Perring Place Express Deli in Baltimore: A Quick-Counter Lunch Stop in Northeast Baltimore

Perring Place Express Deli is a small, counter-service sandwich shop in northeast Baltimore that specializes in made-to-order cold cuts and hot sandwiches for the lunch crowd, with a focus on speed and straightforward execution rather than elaborate builds or house-cured meats.

What Perring Place Express Deli Actually Is

Located in the Perring Place shopping area, this is a neighborhood deli built around the traditional model: you order at the counter, watch your sandwich assembled, and take it to one of a handful of tables or grab it to go. The operation is built for lunchtime volume. There are no craft angles, no rotating specials, and no attempt to compete with the design-forward sandwich culture emerging elsewhere in the city. The menu is predictable by design—roast beef, turkey, ham, pastrami, Italian cold-cut combinations—with the understanding that consistency and quick turnaround matter more than novelty.

Menu and Pricing

Sandwiches are priced in the $6 to $10 range depending on meat selection and size, with a standard sandwich landing near $7 to $8. The shop offers six-inch and foot-long options. Hot sandwiches (beef, Italian meatball, sausage) run slightly higher than cold cuts. Add-ons like cheese, bacon, and extra vegetables are available à la carte at 50 cents to $1 each. A small drink is typically $2 to $2.50. There is no online ordering; ordering happens in person at the counter. Pricing may shift seasonally or with ingredient cost changes; confirm current rates by calling ahead.

How It Compares to Other Baltimore Delis

Perring Place Express Deli operates in a different register than Attman's Delicatessen in Oldtown, which leans into pastrami tradition and nostalgia and charges $12 to $14 for a signature sandwich. It is also distinct from sandwich shops like Chap's that emphasize specialty builds and local sourcing. Perring Place is comparable in scope and speed to neighborhood delis like those found in Dundalk or Essex—places where the goal is a reliable lunch for office workers and contractors rather than a destination meal. If you want to linger over a thoughtfully constructed sandwich with house-made components, Attman's or a craft sandwich bar is the better choice. If you need a straightforward roast beef on rye in 10 minutes on your way back to a job site, Perring Place delivers.

Who It Suits and Who It Does Not

This spot works best for people who live or work nearby and want a fast, familiar lunch. It suits anyone indifferent to innovation or Instagram-worthy plating. It works poorly for vegetarians (minimal non-meat options), for anyone seeking dietary customization beyond standard deli fare, or for visitors exploring Baltimore's food scene looking for something distinctive. It is not designed as a destination and should not be treated as one.

What the First Visit Involves

Walk in, study the laminated menu board or ask the counter staff. Order a sandwich by meat type, size, and bread choice (white, wheat, rye, or hoagie roll are typical). Specify any modifications: cheese type, tomato, onion, lettuce, condiments. The sandwich is built in front of you. Payment is cash or card. Eat at one of the small tables or take it with you. The entire transaction takes 5 to 10 minutes during off-peak times; expect longer waits at noon or 12:30 p.m. on weekdays.
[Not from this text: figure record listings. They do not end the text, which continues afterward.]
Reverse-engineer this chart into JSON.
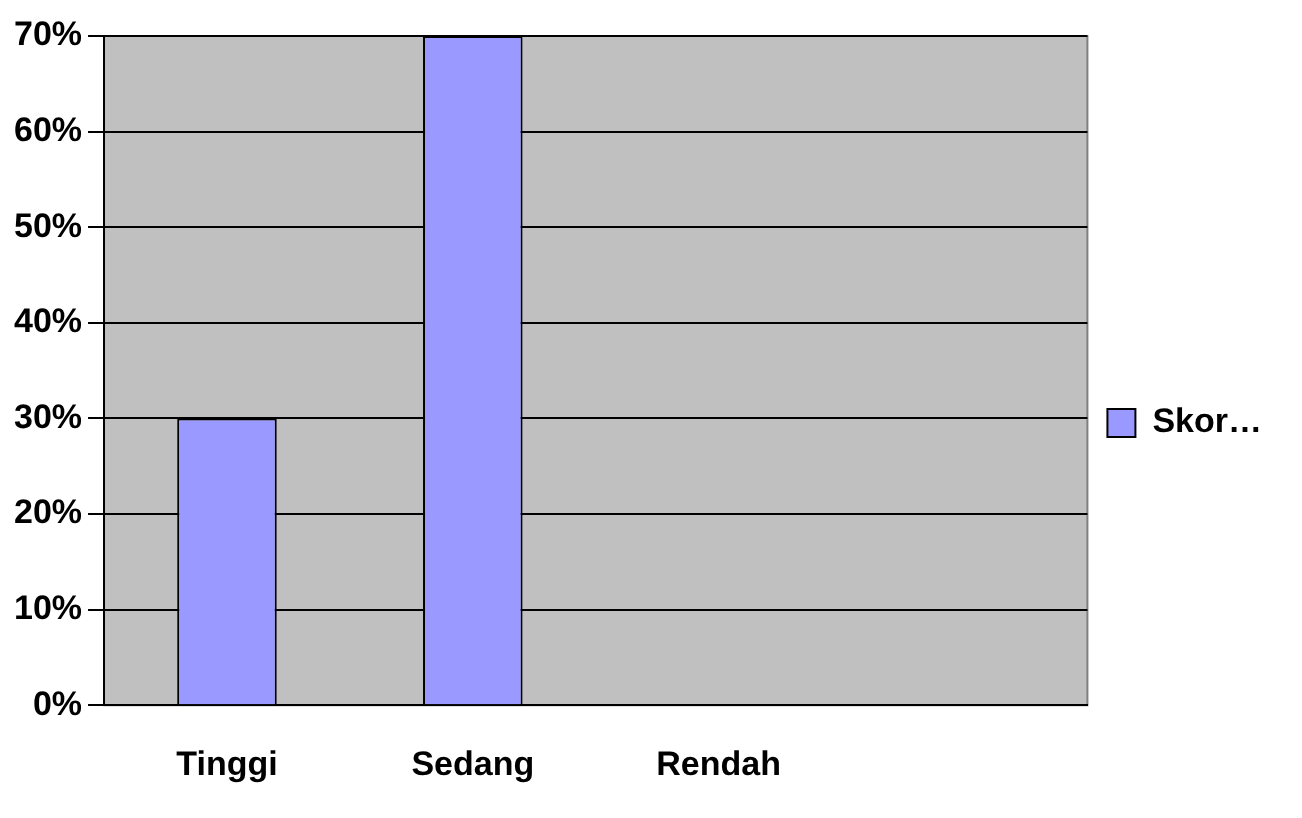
{
  "chart_data": {
    "type": "bar",
    "categories": [
      "Tinggi",
      "Sedang",
      "Rendah",
      null
    ],
    "series": [
      {
        "name": "Skor…",
        "color": "#9999ff",
        "values": [
          30,
          70,
          0,
          null
        ]
      }
    ],
    "ylim": [
      0,
      70
    ],
    "yticks": [
      {
        "value": 0,
        "label": "0%"
      },
      {
        "value": 10,
        "label": "10%"
      },
      {
        "value": 20,
        "label": "20%"
      },
      {
        "value": 30,
        "label": "30%"
      },
      {
        "value": 40,
        "label": "40%"
      },
      {
        "value": 50,
        "label": "50%"
      },
      {
        "value": 60,
        "label": "60%"
      },
      {
        "value": 70,
        "label": "70%"
      }
    ],
    "grid": "y",
    "legend": "right"
  }
}
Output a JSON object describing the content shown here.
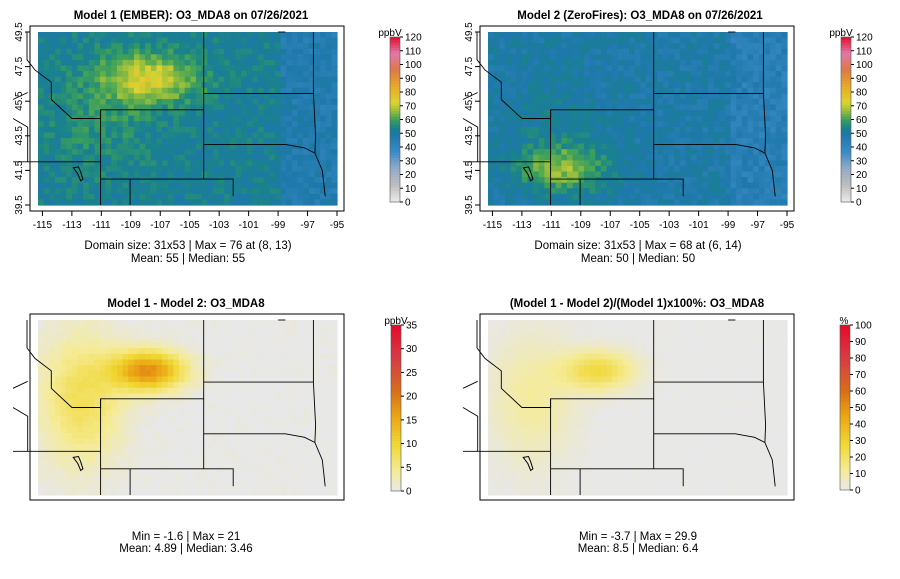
{
  "chart_data": [
    {
      "type": "heatmap",
      "title": "Model 1 (EMBER): O3_MDA8 on 07/26/2021",
      "legend_title": "ppbV",
      "legend_ticks": [
        "0",
        "10",
        "20",
        "30",
        "40",
        "50",
        "60",
        "70",
        "80",
        "90",
        "100",
        "110",
        "120"
      ],
      "legend_range": [
        0,
        120
      ],
      "palette": "ozone",
      "x_ticks": [
        "-115",
        "-113",
        "-111",
        "-109",
        "-107",
        "-105",
        "-103",
        "-101",
        "-99",
        "-97",
        "-95"
      ],
      "y_ticks": [
        "39.5",
        "41.5",
        "43.5",
        "45.5",
        "47.5",
        "49.5"
      ],
      "stats_line1": "Domain size: 31x53 | Max = 76 at (8, 13)",
      "stats_line2": "Mean: 55 |  Median: 55",
      "grid_rows": 31,
      "grid_cols": 53,
      "base": 52,
      "amp": 1.0,
      "hotspot": [
        -107.6,
        46.8,
        74
      ]
    },
    {
      "type": "heatmap",
      "title": "Model 2 (ZeroFires): O3_MDA8 on 07/26/2021",
      "legend_title": "ppbV",
      "legend_ticks": [
        "0",
        "10",
        "20",
        "30",
        "40",
        "50",
        "60",
        "70",
        "80",
        "90",
        "100",
        "110",
        "120"
      ],
      "legend_range": [
        0,
        120
      ],
      "palette": "ozone",
      "x_ticks": [
        "-115",
        "-113",
        "-111",
        "-109",
        "-107",
        "-105",
        "-103",
        "-101",
        "-99",
        "-97",
        "-95"
      ],
      "y_ticks": [
        "39.5",
        "41.5",
        "43.5",
        "45.5",
        "47.5",
        "49.5"
      ],
      "stats_line1": "Domain size: 31x53 | Max = 68 at (6, 14)",
      "stats_line2": "Mean: 50 |  Median: 50",
      "grid_rows": 31,
      "grid_cols": 53,
      "base": 48,
      "amp": 0.7,
      "hotspot": [
        -110.2,
        41.6,
        66
      ]
    },
    {
      "type": "heatmap",
      "title": "Model 1 - Model 2: O3_MDA8",
      "legend_title": "ppbV",
      "legend_ticks": [
        "0",
        "5",
        "10",
        "15",
        "20",
        "25",
        "30",
        "35"
      ],
      "legend_range": [
        0,
        35
      ],
      "palette": "diff",
      "x_ticks": [],
      "y_ticks": [],
      "stats_line1": "Min = -1.6 | Max = 21",
      "stats_line2": "Mean: 4.89 |  Median: 3.46",
      "grid_rows": 31,
      "grid_cols": 53,
      "base": 0,
      "amp": 1.0,
      "hotspot": [
        -107.8,
        46.6,
        21
      ]
    },
    {
      "type": "heatmap",
      "title": "(Model 1 - Model 2)/(Model 1)x100%: O3_MDA8",
      "legend_title": "%",
      "legend_ticks": [
        "0",
        "10",
        "20",
        "30",
        "40",
        "50",
        "60",
        "70",
        "80",
        "90",
        "100"
      ],
      "legend_range": [
        0,
        100
      ],
      "palette": "diff",
      "x_ticks": [],
      "y_ticks": [],
      "stats_line1": "Min = -3.7 | Max = 29.9",
      "stats_line2": "Mean: 8.5 |  Median: 6.4",
      "grid_rows": 31,
      "grid_cols": 53,
      "base": 0,
      "amp": 1.0,
      "hotspot": [
        -107.8,
        46.6,
        29.9
      ]
    }
  ]
}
Hours, Parking, and Logistics

Perring Place Express Deli is open Monday through Friday, typically 10 a.m. to 6 p.m., and closed or limited on weekends; call to confirm weekend hours, as they vary. Parking is in the Perring Place lot, which has adequate free spaces most days except mid-lunch rush. The shop is accessible by car; public transit options are limited in that area. There is no delivery.

Perring Place Express Deli survives because it does one thing reliably in a neighborhood where that matters: it makes a sandwich quickly for people who do not have time to wait or money to spend on expensive lunch. That is enough.